The low-key decision by the Nationals was taken late last year after a lack of support at the party's federal council.

Instead, the Nationals is looking at ways of streamlining the party's structure and using its resources more efficiently.

It is also exploring how to work better in coalition with the Liberals.

Nationals leader Warren Truss told the The Weekly Times there would be no mergers in states other than Queensland, or federally in the short to medium term. The party's national president, John Tanner, also confirmed a merger was "dead in the water" for the foreseeable future.

"The possibility of a merger is something the states do not see happening, including federally."

The merger proposal sprang out of a post-election review last year by former leader John Anderson, who floated it as an option which he personally favoured.
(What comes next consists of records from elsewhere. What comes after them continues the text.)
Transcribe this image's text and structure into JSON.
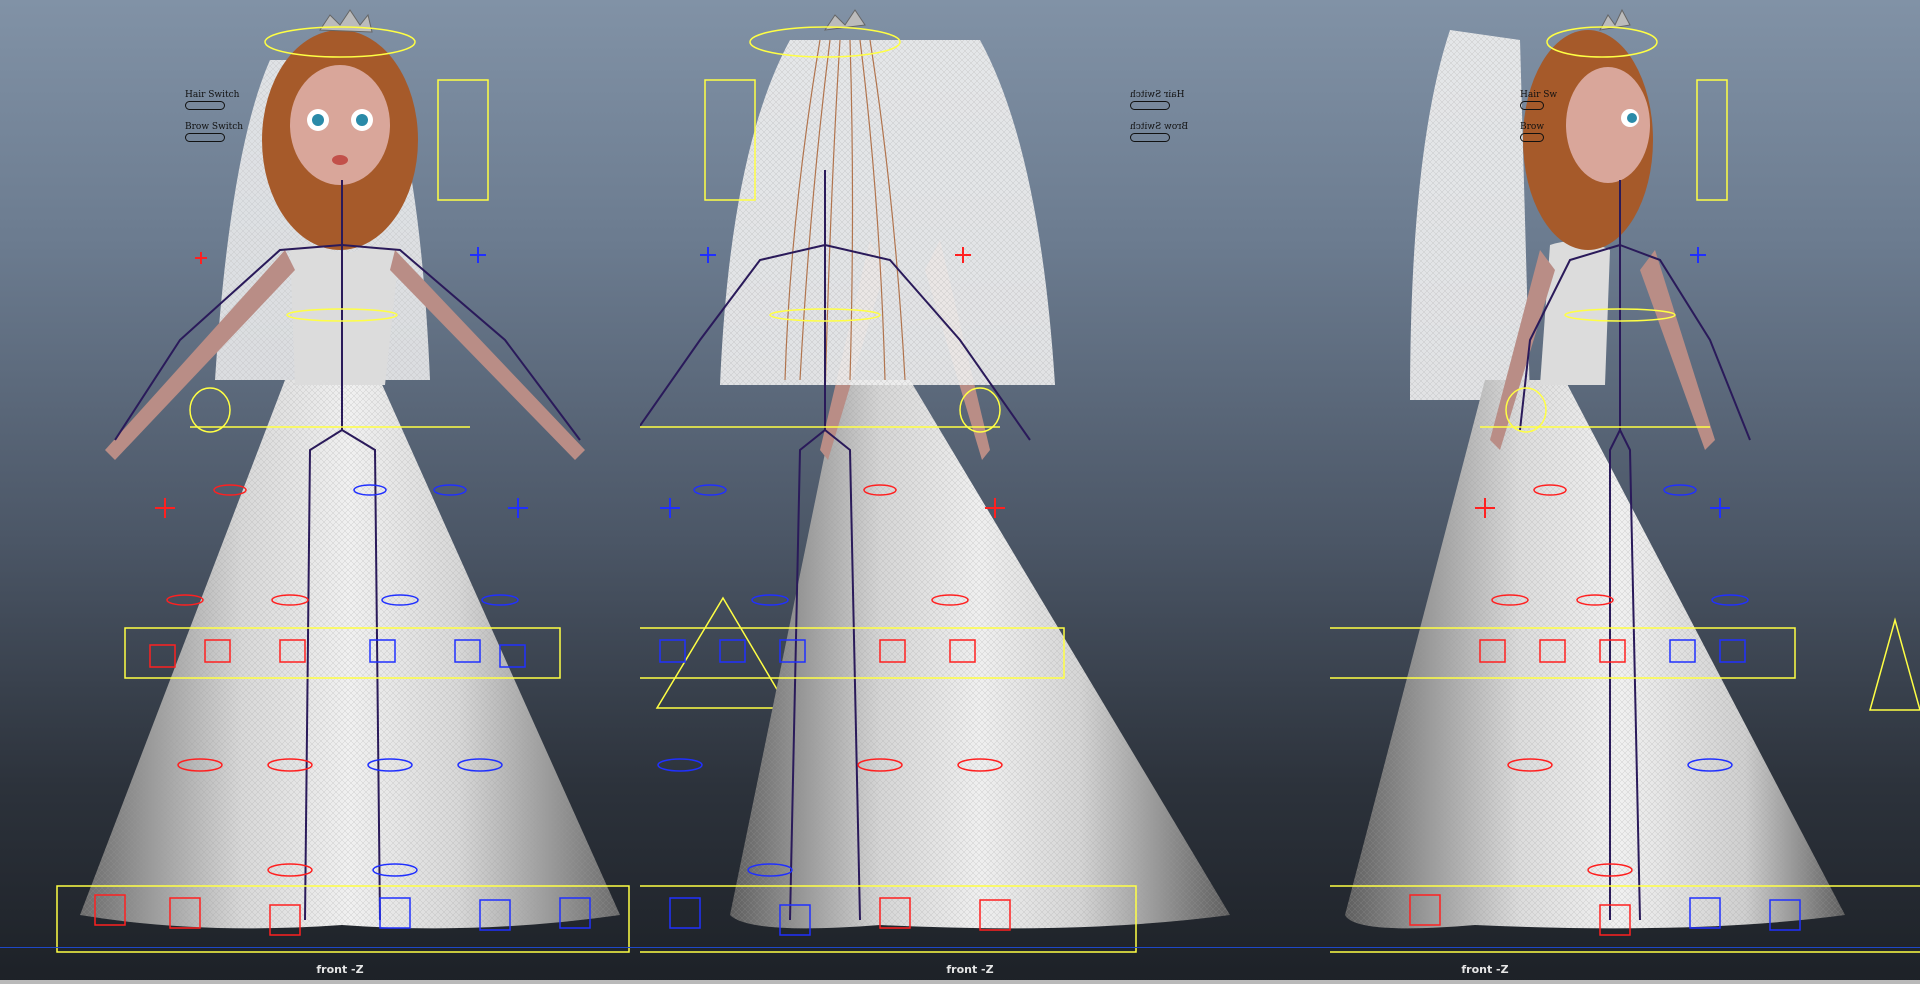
{
  "app": "Maya viewport - bridal character rig",
  "viewports": [
    {
      "id": "front",
      "camera_label": "front -Z",
      "switches": [
        {
          "label": "Hair Switch"
        },
        {
          "label": "Brow Switch"
        }
      ]
    },
    {
      "id": "back",
      "camera_label": "front -Z",
      "switches": [
        {
          "label": "Hair Switch"
        },
        {
          "label": "Brow Switch"
        }
      ]
    },
    {
      "id": "side",
      "camera_label": "front -Z",
      "switches": [
        {
          "label": "Hair Sw"
        },
        {
          "label": "Brow"
        }
      ]
    }
  ],
  "colors": {
    "control_yellow": "#ffff44",
    "control_red": "#ff2020",
    "control_blue": "#2030ff",
    "skeleton": "#2a1a5a",
    "dress": "#d9d9d9",
    "hair": "#a65a2a",
    "skin": "#c99a90"
  }
}
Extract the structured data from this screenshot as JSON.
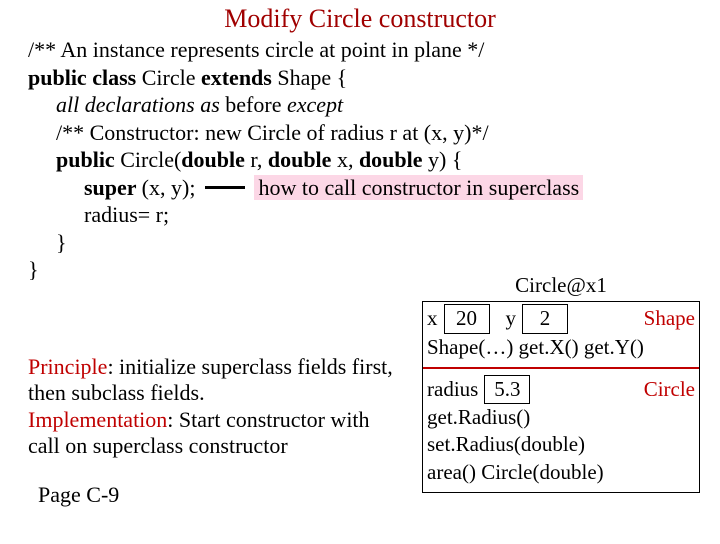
{
  "title": "Modify Circle constructor",
  "code": {
    "line1": "/** An instance represents circle at point in plane */",
    "line2_pre": "public class ",
    "line2_mid": "Circle ",
    "line2_ext": "extends ",
    "line2_end": "Shape {",
    "line3_a": "all declarations as ",
    "line3_b": "before",
    "line3_c": " except",
    "line4": "/** Constructor: new Circle of radius r at (x, y)*/",
    "line5_a": "public ",
    "line5_b": "Circle(",
    "line5_c": "double ",
    "line5_d": "r, ",
    "line5_e": "double ",
    "line5_f": "x, ",
    "line5_g": "double ",
    "line5_h": "y) {",
    "line6_a": "super ",
    "line6_b": "(x, y);",
    "line6_note": "how to call constructor in superclass",
    "line7": "radius= r;",
    "line8": "}",
    "line9": "}"
  },
  "note": {
    "p1_label": "Principle",
    "p1_text": ": initialize superclass fields first, then subclass fields.",
    "p2_label": "Implementation",
    "p2_text": ": Start constructor with call on superclass constructor"
  },
  "page_ref": "Page C-9",
  "obj": {
    "id": "Circle@x1",
    "x_label": "x",
    "x_val": "20",
    "y_label": "y",
    "y_val": "2",
    "tag_shape": "Shape",
    "shape_methods": "Shape(…)  get.X()  get.Y()",
    "radius_label": "radius",
    "radius_val": "5.3",
    "tag_circle": "Circle",
    "m1": "get.Radius()",
    "m2": "set.Radius(double)",
    "m3": "area()  Circle(double)"
  }
}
Three other former leaders - Ian Sinclair, Doug Anthony and Peter Nixon - also publicly backed the option as the only way forward for the embattled "party of the bush" which was hemorrhaging financially and electorally.

But Queensland - where the state parties merged last year - and the Northern Territory were the only merger supporters at the party's federal council meeting.
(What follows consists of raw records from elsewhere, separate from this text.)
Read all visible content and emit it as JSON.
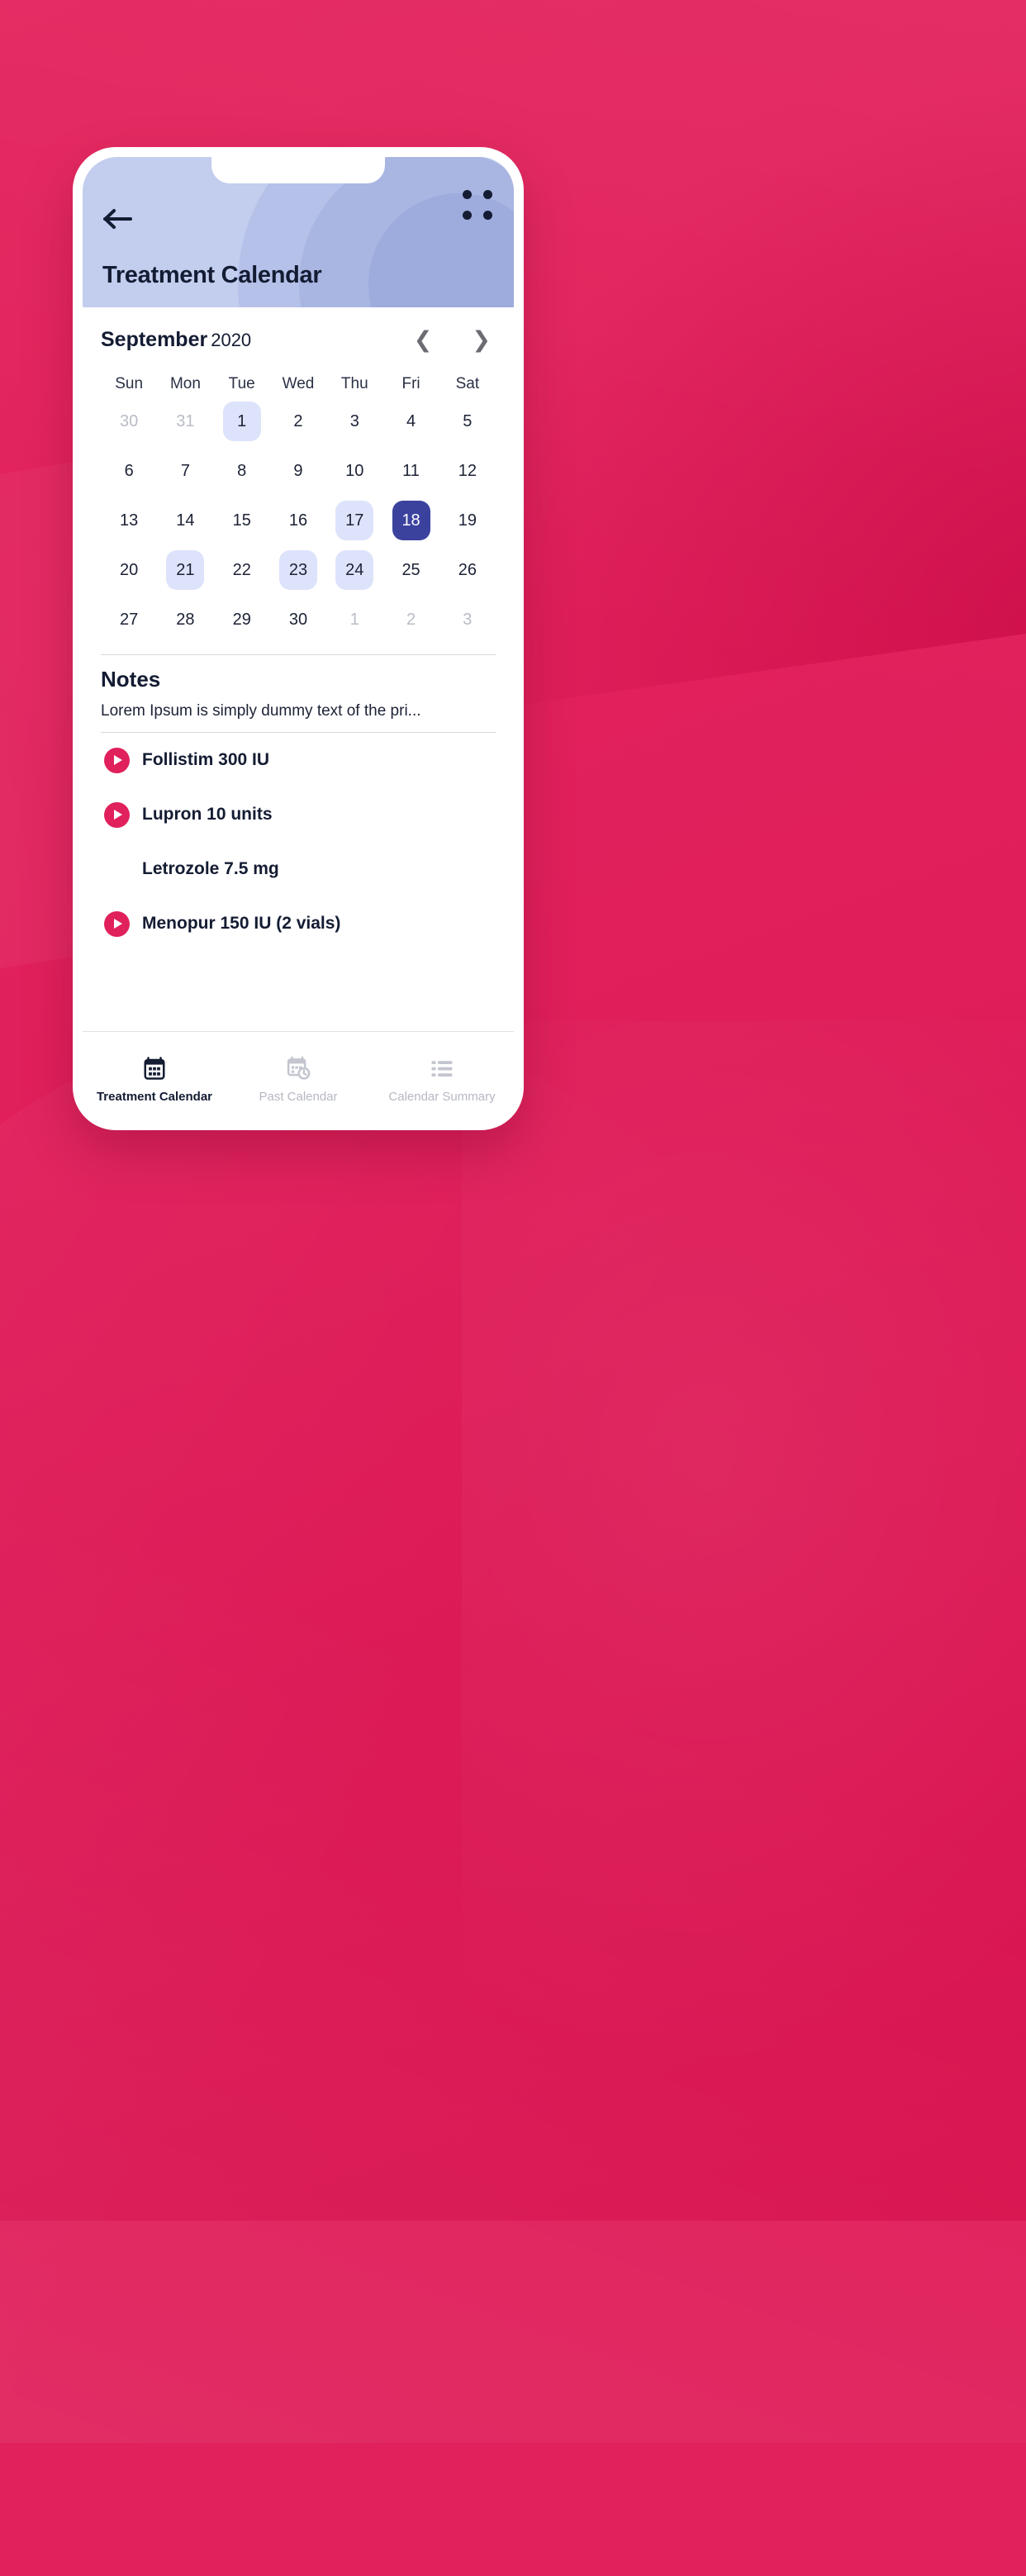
{
  "header": {
    "title": "Treatment Calendar",
    "back_icon": "arrow-left-icon",
    "menu_icon": "grid-dots-icon"
  },
  "calendar": {
    "month": "September",
    "year": "2020",
    "prev_icon": "chevron-left-icon",
    "next_icon": "chevron-right-icon",
    "weekdays": [
      "Sun",
      "Mon",
      "Tue",
      "Wed",
      "Thu",
      "Fri",
      "Sat"
    ],
    "weeks": [
      [
        {
          "d": "30",
          "state": "muted"
        },
        {
          "d": "31",
          "state": "muted"
        },
        {
          "d": "1",
          "state": "mark"
        },
        {
          "d": "2",
          "state": "normal"
        },
        {
          "d": "3",
          "state": "normal"
        },
        {
          "d": "4",
          "state": "normal"
        },
        {
          "d": "5",
          "state": "normal"
        }
      ],
      [
        {
          "d": "6",
          "state": "normal"
        },
        {
          "d": "7",
          "state": "normal"
        },
        {
          "d": "8",
          "state": "normal"
        },
        {
          "d": "9",
          "state": "normal"
        },
        {
          "d": "10",
          "state": "normal"
        },
        {
          "d": "11",
          "state": "normal"
        },
        {
          "d": "12",
          "state": "normal"
        }
      ],
      [
        {
          "d": "13",
          "state": "normal"
        },
        {
          "d": "14",
          "state": "normal"
        },
        {
          "d": "15",
          "state": "normal"
        },
        {
          "d": "16",
          "state": "normal"
        },
        {
          "d": "17",
          "state": "mark"
        },
        {
          "d": "18",
          "state": "sel"
        },
        {
          "d": "19",
          "state": "normal"
        }
      ],
      [
        {
          "d": "20",
          "state": "normal"
        },
        {
          "d": "21",
          "state": "mark"
        },
        {
          "d": "22",
          "state": "normal"
        },
        {
          "d": "23",
          "state": "mark"
        },
        {
          "d": "24",
          "state": "mark"
        },
        {
          "d": "25",
          "state": "normal"
        },
        {
          "d": "26",
          "state": "normal"
        }
      ],
      [
        {
          "d": "27",
          "state": "normal"
        },
        {
          "d": "28",
          "state": "normal"
        },
        {
          "d": "29",
          "state": "normal"
        },
        {
          "d": "30",
          "state": "normal"
        },
        {
          "d": "1",
          "state": "muted"
        },
        {
          "d": "2",
          "state": "muted"
        },
        {
          "d": "3",
          "state": "muted"
        }
      ]
    ],
    "selected_day": "18",
    "marked_days": [
      "1",
      "17",
      "21",
      "23",
      "24"
    ]
  },
  "notes": {
    "heading": "Notes",
    "body": "Lorem Ipsum is simply dummy text of the pri..."
  },
  "medications": [
    {
      "name": "Follistim 300 IU",
      "has_play": true
    },
    {
      "name": "Lupron 10 units",
      "has_play": true
    },
    {
      "name": "Letrozole 7.5 mg",
      "has_play": false
    },
    {
      "name": "Menopur 150 IU (2 vials)",
      "has_play": true
    }
  ],
  "bottom_nav": [
    {
      "label": "Treatment Calendar",
      "icon": "calendar-icon",
      "active": true
    },
    {
      "label": "Past Calendar",
      "icon": "calendar-clock-icon",
      "active": false
    },
    {
      "label": "Calendar Summary",
      "icon": "list-icon",
      "active": false
    }
  ],
  "colors": {
    "background_pink": "#e0215c",
    "header_blue": "#c3cdee",
    "selected_day": "#3b429e",
    "marked_day": "#dde3fb",
    "text_dark": "#141c33",
    "text_muted": "#b6b8c2"
  }
}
The other four state branches - NSW, Victoria, South and Western Australia - all opposed it.

Mr Truss said instructions had gone out just before Christmas to the party's state and federal directors to look instead at internal structural reform.

"We want to improve relationships between the state and federal parties and find ways to better manage our resources," he said.

Mr Tanner said the party was focusing on what was needed to get into shape for the next federal election due within two years.

"We'll be looking at everything, including how to operate more efficiently internally as well as looking at improving how we work with the Liberals."

A well-placed Nationals insider said a key goal was to find more resources for the party's federal operations.

"The state branches control the money and how much goes into running national election campaigns," he said. "We need to find a way of getting more resources and more autonomy for our federal secretariat."

Merger advocate Liberal Senator Bill Heffernan slammed the Nationals' decision. "They can stew in their own juice, it's ridiculous and stupid," he said.

"It would have been the most strategic political decisions in the last 50 years to merge. You'd bring together all rural and regional MPs in a single forum and maximise your political punch.

"There's not one Labor MP who works in the bush."